GE has invested in advanced technology and lean manufacturing practices to provide fast turnaround times and exceptional repair quality. Its Brilliant Factory platform combines lean and advanced manufacturing, 3D printing and advanced software analytics that enable productivity and impact customers’ satisfaction. The Repair Operations Center is ISO 13485 and 14001 certified, and fully aligned with the GE Brilliant Factory standards for efficient and quality repair services. One example of the center’s advanced automation technology is OTTO, self-driving vehicles that streamline material flow throughout the facility.

The process equipment goes through during a typical repair order begins the moment a customer’s equipment enters the ROC. The intake station disinfects, labels and tracks the equipment. Once it’s been processed and entered into the system, it goes through a thorough diagnostic evaluation to identify the source of the problem using the same tools and test equipment used in the original manufacturing process. From there, GE professionals begin the repair. Highly skilled repair technicians work in advanced repair stations with a wide range of tools and testing equipment to help make the repair process faster. Once the repair is complete, it moves on to validation and quality control, where the team reviews the diagnosis and repair work, and confirms that the product has been repaired to OEM quality. Finally, once the repair has been made and validated, it’s time to send it back to the customer.

Knowing the status of a repair is very important to customers, the ROC provides continual updates. Customers can choose to receive push notifications, or log in to check the status at any point of the process. And, to help reduce downtime, GE Healthcare also offers product demos, loaners and rental equipment.

The Repair Operations Center is equipped to handle much more than repairs.
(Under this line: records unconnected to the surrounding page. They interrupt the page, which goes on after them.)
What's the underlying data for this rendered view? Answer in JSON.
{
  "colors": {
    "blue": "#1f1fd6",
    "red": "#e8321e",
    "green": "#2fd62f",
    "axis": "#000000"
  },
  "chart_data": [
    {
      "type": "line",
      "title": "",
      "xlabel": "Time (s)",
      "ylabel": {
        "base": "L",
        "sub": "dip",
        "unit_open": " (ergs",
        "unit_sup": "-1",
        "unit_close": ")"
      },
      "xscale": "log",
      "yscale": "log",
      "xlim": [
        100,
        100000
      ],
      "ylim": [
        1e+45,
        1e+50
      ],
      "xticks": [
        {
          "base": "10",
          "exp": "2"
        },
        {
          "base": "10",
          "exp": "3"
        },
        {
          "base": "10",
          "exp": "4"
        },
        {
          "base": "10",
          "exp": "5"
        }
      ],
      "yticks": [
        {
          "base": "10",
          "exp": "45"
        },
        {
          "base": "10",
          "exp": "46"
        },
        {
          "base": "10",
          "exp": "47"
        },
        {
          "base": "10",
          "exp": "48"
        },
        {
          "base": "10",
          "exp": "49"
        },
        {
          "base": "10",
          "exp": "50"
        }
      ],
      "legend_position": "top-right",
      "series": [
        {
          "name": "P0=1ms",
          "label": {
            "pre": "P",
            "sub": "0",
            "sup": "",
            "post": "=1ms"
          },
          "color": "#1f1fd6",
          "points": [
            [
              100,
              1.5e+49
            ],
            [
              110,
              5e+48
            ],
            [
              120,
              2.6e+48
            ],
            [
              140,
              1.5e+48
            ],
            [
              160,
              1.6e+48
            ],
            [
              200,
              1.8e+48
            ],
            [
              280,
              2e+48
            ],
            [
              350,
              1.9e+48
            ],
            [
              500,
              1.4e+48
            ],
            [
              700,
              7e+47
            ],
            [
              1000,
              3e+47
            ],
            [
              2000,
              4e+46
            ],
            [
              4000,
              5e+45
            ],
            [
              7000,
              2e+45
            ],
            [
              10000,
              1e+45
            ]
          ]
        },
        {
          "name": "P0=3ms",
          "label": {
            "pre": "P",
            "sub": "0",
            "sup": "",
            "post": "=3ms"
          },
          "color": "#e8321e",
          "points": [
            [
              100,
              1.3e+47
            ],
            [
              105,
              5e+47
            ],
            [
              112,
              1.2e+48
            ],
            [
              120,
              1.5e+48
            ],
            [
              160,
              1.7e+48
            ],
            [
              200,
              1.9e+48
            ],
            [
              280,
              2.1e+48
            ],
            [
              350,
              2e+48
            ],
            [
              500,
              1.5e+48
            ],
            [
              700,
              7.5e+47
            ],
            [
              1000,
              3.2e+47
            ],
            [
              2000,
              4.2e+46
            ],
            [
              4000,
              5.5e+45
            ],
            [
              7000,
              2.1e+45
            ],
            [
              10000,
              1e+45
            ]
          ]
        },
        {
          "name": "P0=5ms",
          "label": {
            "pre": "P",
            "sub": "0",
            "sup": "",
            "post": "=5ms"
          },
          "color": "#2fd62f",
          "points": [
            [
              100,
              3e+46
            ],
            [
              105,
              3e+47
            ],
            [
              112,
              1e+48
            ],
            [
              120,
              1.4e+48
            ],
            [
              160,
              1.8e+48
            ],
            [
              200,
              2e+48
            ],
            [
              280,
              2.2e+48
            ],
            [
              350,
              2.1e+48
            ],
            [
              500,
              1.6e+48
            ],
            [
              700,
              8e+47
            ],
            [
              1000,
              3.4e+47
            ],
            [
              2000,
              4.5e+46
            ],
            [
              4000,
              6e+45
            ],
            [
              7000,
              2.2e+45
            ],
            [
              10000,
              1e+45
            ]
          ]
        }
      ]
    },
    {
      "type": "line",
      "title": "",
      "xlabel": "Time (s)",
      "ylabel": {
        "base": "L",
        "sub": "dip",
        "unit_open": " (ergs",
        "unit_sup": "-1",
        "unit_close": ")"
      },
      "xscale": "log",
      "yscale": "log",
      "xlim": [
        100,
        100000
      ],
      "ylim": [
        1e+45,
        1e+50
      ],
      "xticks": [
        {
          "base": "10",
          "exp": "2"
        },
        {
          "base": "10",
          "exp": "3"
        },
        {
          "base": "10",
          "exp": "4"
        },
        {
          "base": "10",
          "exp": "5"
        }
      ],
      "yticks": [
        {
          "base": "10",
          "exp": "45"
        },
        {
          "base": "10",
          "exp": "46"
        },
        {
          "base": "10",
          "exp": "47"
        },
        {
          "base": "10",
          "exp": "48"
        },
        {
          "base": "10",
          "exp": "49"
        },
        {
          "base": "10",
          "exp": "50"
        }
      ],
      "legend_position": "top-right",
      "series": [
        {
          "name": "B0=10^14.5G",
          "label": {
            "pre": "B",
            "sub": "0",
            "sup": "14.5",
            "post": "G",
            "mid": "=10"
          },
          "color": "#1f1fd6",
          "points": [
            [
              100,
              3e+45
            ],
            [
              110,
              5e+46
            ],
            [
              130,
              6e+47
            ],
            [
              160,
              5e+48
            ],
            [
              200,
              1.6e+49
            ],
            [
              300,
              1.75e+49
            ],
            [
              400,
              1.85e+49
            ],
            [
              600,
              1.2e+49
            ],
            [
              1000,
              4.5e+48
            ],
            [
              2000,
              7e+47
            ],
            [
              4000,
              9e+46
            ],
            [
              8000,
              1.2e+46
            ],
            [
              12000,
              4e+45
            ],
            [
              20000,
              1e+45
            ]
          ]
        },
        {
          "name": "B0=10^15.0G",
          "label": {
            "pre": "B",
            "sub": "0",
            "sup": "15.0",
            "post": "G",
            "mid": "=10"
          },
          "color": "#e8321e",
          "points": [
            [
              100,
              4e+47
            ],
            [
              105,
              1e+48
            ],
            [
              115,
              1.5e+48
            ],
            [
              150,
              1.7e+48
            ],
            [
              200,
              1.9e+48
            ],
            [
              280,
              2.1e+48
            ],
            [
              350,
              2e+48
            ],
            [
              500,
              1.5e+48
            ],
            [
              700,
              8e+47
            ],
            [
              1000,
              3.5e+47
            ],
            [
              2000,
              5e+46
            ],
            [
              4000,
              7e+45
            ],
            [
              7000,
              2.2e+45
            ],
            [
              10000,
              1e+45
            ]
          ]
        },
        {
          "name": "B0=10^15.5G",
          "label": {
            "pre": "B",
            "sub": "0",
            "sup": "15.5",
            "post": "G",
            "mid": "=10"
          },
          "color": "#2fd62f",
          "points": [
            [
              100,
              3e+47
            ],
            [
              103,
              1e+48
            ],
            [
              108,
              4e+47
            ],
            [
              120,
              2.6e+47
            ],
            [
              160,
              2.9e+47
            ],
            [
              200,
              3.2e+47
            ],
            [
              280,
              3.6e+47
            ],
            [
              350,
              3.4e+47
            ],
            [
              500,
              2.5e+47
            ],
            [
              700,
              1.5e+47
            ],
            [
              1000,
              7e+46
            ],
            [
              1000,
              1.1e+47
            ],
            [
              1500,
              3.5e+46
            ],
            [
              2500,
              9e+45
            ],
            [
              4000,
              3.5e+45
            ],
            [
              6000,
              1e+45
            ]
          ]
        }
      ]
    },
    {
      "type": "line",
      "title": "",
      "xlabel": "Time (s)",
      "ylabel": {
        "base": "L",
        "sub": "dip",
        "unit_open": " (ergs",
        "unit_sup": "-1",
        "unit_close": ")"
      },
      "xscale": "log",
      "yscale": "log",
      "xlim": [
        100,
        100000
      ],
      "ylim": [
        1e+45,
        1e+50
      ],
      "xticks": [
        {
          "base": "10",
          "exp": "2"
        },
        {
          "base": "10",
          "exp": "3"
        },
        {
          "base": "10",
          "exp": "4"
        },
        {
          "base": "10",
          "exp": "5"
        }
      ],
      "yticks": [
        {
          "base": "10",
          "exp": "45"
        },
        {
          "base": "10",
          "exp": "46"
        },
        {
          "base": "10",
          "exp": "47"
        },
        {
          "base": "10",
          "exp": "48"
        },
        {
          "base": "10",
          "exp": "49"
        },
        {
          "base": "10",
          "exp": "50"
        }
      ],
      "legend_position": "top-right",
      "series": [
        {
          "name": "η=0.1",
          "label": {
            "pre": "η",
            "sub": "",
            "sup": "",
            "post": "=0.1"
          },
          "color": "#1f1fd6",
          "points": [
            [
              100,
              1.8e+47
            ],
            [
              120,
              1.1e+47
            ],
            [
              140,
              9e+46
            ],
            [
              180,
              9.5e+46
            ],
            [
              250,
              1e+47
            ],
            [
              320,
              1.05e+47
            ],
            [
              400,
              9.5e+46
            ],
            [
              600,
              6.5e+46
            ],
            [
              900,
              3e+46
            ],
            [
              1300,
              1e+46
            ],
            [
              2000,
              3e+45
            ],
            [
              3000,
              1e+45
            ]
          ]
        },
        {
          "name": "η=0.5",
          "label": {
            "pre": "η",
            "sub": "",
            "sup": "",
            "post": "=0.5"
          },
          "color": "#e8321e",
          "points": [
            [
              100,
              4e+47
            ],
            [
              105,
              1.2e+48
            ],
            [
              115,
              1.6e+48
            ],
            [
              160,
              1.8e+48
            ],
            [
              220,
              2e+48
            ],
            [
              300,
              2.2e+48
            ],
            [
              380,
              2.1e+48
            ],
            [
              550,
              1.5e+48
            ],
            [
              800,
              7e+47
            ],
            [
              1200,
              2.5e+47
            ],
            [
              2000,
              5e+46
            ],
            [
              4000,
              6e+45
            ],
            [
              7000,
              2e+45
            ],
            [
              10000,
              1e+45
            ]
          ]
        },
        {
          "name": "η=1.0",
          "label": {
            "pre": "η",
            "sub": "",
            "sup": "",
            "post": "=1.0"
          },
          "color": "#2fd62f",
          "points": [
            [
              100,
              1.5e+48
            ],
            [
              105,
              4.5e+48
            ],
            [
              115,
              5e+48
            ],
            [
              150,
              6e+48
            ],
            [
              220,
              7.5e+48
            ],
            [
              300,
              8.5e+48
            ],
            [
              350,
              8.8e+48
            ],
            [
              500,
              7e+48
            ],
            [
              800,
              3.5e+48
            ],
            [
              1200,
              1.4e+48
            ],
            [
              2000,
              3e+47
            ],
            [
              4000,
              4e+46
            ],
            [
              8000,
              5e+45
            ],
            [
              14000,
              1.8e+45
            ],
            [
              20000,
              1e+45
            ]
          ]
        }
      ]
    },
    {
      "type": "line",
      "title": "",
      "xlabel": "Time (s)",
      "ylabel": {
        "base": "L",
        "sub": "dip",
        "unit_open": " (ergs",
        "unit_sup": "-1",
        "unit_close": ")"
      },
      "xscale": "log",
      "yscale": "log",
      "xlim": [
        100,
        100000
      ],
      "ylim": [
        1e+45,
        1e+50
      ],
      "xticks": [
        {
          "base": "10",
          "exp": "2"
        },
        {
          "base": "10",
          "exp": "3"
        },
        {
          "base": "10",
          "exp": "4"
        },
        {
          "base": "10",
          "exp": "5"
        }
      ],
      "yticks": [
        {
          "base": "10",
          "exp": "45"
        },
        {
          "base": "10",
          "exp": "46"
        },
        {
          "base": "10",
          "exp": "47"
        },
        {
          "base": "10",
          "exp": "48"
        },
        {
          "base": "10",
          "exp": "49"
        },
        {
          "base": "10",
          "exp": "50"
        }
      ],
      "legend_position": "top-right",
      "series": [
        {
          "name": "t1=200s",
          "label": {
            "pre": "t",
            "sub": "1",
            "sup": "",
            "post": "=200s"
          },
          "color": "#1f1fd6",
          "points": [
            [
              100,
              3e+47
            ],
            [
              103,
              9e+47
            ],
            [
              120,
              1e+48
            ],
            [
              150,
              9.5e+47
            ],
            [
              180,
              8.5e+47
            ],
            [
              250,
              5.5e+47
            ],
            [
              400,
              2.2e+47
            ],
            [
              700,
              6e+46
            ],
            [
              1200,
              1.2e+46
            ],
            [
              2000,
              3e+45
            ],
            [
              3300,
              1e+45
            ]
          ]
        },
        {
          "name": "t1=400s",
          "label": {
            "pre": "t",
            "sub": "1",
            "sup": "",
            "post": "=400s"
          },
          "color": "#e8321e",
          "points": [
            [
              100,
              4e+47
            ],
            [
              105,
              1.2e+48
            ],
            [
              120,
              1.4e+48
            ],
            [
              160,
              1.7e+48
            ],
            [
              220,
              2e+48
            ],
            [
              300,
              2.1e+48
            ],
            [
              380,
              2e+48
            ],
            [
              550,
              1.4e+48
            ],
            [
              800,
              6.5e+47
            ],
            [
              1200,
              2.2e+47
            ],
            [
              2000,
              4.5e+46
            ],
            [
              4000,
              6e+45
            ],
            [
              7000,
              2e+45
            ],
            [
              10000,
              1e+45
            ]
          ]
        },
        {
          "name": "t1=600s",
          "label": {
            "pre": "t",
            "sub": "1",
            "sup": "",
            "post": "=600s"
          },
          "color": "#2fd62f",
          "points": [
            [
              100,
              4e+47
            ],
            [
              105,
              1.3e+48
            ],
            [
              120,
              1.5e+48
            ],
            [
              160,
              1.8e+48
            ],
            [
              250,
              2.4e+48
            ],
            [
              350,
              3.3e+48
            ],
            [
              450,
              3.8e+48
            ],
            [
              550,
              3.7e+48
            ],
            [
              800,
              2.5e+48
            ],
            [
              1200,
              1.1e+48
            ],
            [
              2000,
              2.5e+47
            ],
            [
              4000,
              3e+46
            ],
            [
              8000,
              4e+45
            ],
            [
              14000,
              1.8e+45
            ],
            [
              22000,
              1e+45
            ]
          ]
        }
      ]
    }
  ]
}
When a piece of equipment has reached the end of its service life, it offers a wide range of recycling and remanufacturing programs that keep 94 percent of the material it receives out of landfills.

The GoldSeal program is celebrating its 20th anniversary this year with a move to the ROC.

For customers with budget constraints, GE Healthcare’s GoldSeal program refurbishes more than 2,500 unique parts at a substantial savings compared to buying new. GoldSeal parts and systems are put through a rigorous testing and inspection process to make sure they look and perform just like they did when brand new.

The GE Healthcare Institute (HCI) in Pewaukee, Wisconsin, is also undergoing some exciting and high-tech changes from asset performance management to the latest in education and training techniques. Renovations are in the plans for this global training facility to enhance onsite learning and hands-on training, including simulator training in the traditional sense as well as via the use of a HoloLens. Post-training support is also something GE Healthcare is working on at HCI.